Du côté de la droite, si au moins on entrait volontairement dans le processus d'annonce spontanée des postes vacants, on pourrait, puisque cela ne tient qu'à vous, connaître en temps réel le profil des travailleurs recherchés par nos entreprises. Vous signez un texte comme celui-ci, qui nous demande une étude dans ce sens, mais par ailleurs, vous ne collaborez pas en nous communiquant les postes que vous ouvrez. Je ne parle même pas de la gauche qui, elle, considère que cela ne sert de toute façon à rien - les syndicats nous disent et nous répètent que la priorité à l'embauche pour nos résidents ne sert à rien et, par voie de conséquence, que l'annonce des postes vacants ne sert à rien non plus.

Alors renvoyons ce texte en commission pour que nous puissions en parler et déterminer s'il existe un moyen de réaliser son invite à coût raisonnable. Personne ne l'a jamais fait, pas même à l'échelle fédérale; le SECO a bien effectué une enquête qui parle d'informaticiens, d'analystes, mais nous sommes tous conscients qu'il faut une granularité plus fine, car il n'y a pas plus différent d'un informaticien qu'un autre informaticien. Nous serions donc les seuls de Suisse à entreprendre ce travail qui, de l'avis des spécialistes, est tout simplement impossible à faire en temps réel. Mais il est vrai que je serais l'homme le plus heureux dans cette république si je pouvais disposer d'un tel outil pour mener une politique efficace en matière de lutte contre le chômage. Je vous remercie.
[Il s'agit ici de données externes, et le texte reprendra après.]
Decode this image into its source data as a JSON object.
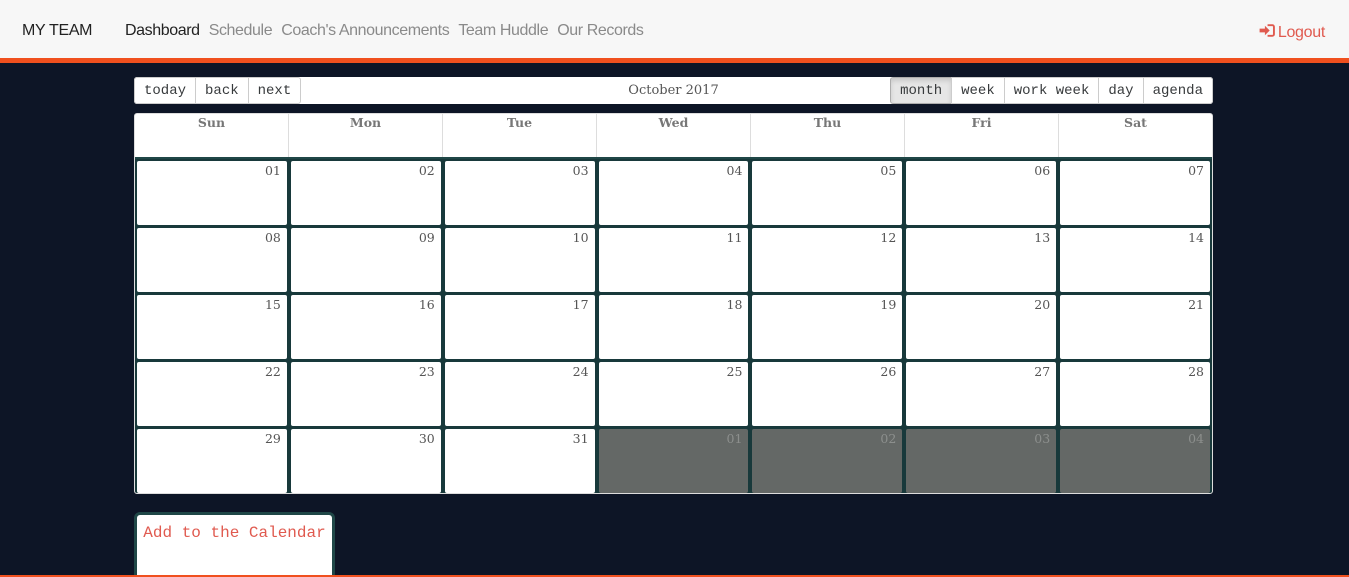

Le président. Merci, Monsieur le conseiller d'Etat. Mesdames et Messieurs les députés, nous avons été saisis d'une demande de renvoi à la commission de l'économie, que je soumets à votre approbation.

Mis aux voix, le renvoi du rapport du Conseil d'Etat sur la motion 2332 à la commission de l'économie est adopté par 80 oui (unanimité des votants).